A Polícia Civil do Paraná (PCPR) deflagrou na manhã desta quarta-feira (25) uma operação para cumprir 58 mandados judiciais contra uma organização criminosa ligada ao tráfico de drogas e à lavagem de dinheiro em cidades do Paraná, Santa Catarina e Mato Grosso do Sul.
De acordo com a PCPR, a ofensiva tem o objetivo de desarticular a organização criminosa, interromper o fluxo financeiro do grupo e apreender novos elementos de prova. Ao todo, os policiais cumprem 24 mandados de prisão preventiva e 34 de busca e apreensão domiciliar, além de ordens de bloqueio e sequestro de ativos financeiros. Um helicóptero e cães de faro da corporação reforçam a capacidade operacional e permitem o cumprimento simultâneo das medidas.
No Paraná, as equipes atuam em Pato Branco, Clevelândia, Mariópolis, Cascavel e Quedas do Iguaçu. A ação também ocorre em Concórdia, em Santa Catarina, e em Campo Grande, no Mato Grosso do Sul, com apoio das polícias civis locais.
Investigação começou após prisão em Realeza
Segundo a polícia, a operação é resultado de uma investigação iniciada em agosto de 2025, após uma prisão em Realeza, no Sudoeste do Paraná. Na ocasião, os agentes flagraram uma moradora de Pato Branco em um ônibus de linha transportando mais de dois quilos de crack.
A delegada Franciela Alberton explica que, a partir desse caso, os investigadores mapearam a atuação do grupo. "Com as diligências realizadas na sequência, identificou-se uma estrutura hierarquizada voltada à aquisição, transporte, armazenamento, distribuição e comercialização de entorpecentes, especialmente crack e cocaína, bem como à movimentação e ocultação de ativos financeiros provenientes da atividade ilícita", afirma.
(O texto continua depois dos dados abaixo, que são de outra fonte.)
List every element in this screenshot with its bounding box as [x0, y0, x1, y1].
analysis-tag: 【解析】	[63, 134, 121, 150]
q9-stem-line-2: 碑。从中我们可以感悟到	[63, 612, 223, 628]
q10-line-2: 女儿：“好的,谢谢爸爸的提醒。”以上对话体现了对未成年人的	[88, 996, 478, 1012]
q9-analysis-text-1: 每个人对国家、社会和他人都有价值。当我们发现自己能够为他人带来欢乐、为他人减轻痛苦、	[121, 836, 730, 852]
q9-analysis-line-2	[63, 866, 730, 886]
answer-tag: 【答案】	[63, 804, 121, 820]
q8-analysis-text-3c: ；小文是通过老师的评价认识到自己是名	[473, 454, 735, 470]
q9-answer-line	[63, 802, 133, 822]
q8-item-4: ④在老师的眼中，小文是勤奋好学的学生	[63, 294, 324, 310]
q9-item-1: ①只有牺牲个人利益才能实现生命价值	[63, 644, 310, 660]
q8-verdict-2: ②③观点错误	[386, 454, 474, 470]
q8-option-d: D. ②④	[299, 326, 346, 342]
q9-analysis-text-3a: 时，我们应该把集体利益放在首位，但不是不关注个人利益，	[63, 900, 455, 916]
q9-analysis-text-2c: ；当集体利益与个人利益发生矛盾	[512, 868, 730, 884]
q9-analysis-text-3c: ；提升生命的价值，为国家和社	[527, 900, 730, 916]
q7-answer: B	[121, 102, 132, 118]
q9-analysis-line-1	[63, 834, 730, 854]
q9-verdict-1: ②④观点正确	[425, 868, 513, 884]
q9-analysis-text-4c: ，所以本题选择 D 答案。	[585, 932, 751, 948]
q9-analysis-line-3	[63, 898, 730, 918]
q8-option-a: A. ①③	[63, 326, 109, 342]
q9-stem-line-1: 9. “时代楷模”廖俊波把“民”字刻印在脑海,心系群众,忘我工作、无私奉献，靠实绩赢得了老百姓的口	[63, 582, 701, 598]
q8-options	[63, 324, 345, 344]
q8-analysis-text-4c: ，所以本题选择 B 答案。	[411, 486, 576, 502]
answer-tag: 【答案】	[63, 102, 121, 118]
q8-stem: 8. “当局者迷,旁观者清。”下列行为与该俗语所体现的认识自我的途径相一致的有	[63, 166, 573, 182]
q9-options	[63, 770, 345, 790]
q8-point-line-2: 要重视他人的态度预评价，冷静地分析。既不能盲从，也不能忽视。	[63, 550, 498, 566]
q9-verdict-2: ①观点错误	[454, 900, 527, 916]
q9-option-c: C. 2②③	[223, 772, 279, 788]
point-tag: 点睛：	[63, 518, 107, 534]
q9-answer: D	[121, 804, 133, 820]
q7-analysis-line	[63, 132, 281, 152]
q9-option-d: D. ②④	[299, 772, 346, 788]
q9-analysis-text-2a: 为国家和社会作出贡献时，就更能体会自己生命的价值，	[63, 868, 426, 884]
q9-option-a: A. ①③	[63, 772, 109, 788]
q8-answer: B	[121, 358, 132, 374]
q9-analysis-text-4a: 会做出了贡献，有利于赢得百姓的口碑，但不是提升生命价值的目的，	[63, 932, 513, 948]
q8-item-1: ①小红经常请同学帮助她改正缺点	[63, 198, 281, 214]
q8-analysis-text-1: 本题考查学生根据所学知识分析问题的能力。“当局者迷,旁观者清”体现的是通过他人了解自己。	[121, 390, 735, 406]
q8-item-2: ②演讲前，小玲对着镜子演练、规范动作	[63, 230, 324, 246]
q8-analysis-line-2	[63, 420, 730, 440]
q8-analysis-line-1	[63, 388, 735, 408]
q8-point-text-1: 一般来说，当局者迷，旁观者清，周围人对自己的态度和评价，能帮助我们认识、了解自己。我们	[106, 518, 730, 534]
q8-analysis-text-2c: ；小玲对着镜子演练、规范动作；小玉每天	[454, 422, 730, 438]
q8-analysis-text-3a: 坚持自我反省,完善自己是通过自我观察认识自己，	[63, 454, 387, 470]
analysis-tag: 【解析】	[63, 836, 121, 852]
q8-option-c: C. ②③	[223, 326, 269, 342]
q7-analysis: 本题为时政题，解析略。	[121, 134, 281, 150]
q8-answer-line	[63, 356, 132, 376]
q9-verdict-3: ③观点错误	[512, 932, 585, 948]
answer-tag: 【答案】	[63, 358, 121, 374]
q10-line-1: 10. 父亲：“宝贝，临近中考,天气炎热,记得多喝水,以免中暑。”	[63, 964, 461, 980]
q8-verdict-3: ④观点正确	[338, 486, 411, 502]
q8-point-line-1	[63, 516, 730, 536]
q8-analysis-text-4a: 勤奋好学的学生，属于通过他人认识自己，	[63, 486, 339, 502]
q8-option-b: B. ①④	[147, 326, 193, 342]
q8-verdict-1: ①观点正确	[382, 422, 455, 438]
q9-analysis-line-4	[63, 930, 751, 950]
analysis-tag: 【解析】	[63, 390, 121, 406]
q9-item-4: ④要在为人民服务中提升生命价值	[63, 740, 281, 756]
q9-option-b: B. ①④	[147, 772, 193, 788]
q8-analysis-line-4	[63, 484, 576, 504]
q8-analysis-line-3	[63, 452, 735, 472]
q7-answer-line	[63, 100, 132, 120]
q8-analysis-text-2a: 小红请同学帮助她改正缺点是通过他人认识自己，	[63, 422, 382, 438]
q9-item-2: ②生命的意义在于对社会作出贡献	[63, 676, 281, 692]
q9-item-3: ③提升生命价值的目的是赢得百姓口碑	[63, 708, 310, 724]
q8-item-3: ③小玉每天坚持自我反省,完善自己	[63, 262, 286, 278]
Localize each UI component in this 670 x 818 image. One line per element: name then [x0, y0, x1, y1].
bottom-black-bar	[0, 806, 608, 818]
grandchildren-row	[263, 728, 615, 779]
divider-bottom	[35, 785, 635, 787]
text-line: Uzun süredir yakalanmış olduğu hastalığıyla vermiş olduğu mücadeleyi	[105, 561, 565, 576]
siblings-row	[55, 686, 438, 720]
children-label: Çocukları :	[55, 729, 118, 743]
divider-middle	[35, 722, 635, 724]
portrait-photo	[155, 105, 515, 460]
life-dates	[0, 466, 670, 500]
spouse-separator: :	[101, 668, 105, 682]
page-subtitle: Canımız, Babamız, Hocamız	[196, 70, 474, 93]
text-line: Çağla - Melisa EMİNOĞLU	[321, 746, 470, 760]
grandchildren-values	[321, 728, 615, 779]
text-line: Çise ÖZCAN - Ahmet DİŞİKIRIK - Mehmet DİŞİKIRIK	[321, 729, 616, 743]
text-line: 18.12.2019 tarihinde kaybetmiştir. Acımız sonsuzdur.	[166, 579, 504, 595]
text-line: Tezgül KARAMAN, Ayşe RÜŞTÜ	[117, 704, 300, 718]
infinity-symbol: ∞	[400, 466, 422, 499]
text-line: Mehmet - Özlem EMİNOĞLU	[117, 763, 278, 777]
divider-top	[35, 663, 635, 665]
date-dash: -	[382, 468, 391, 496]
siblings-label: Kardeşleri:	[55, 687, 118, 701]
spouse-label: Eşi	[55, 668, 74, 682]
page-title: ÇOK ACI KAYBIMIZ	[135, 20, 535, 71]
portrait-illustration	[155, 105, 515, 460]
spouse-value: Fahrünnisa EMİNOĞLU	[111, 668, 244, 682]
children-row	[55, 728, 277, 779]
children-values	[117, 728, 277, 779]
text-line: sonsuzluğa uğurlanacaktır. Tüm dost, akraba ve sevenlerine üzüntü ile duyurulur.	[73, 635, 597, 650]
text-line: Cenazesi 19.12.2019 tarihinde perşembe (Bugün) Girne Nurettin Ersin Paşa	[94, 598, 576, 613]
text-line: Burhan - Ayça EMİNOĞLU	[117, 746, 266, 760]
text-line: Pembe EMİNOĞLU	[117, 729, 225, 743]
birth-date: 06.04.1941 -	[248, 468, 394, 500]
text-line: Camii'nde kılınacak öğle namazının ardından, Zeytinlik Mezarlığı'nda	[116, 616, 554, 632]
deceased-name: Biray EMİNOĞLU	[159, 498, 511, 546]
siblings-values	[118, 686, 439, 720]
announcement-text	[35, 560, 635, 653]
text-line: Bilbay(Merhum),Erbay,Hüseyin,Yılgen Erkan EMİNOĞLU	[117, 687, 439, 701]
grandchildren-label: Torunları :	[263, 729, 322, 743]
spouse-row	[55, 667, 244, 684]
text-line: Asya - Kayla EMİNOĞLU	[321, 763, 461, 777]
Mulheres atuavam na logística do crime
As investigações apontam que o grupo trazia drogas do Mato Grosso do Sul para o Paraná utilizando, principalmente, mulheres que viajavam em ônibus de linha. Muitas delas seguiam acompanhadas dos filhos, estratégia que, de acordo com a polícia, buscava despistar eventuais fiscalizações nas estradas.
A PCPR apurou que a organização criminosa tinha divisão clara de funções em toda a cadeia do tráfico. A liderança ficava a cargo de um homem custodiado no sistema prisional sul-mato-grossense, que, mesmo preso, mantinha influência sobre as ações do grupo.
De acordo com Franciela Alberton, esse líder comandava a estrutura à distância. "Mesmo preso ele seguia determinando rotas de transporte, coordenando a distribuição de drogas e gerenciando o fluxo financeiro por meio da utilização de contas bancárias de terceiros com o objetivo de ocultar a origem ilícita dos valores e dificultar a atuação das autoridades", complementa a delegada.
A investigação também identificou que mais da metade dos integrantes do grupo é formada por mulheres, que ocupam posições estratégicas na logística, no transporte, na distribuição e na gestão financeira da organização. Segundo a Polícia Civil, o objetivo da ofensiva é atingir simultaneamente diferentes níveis da estrutura criminosa e enfraquecer a capacidade de reação do grupo.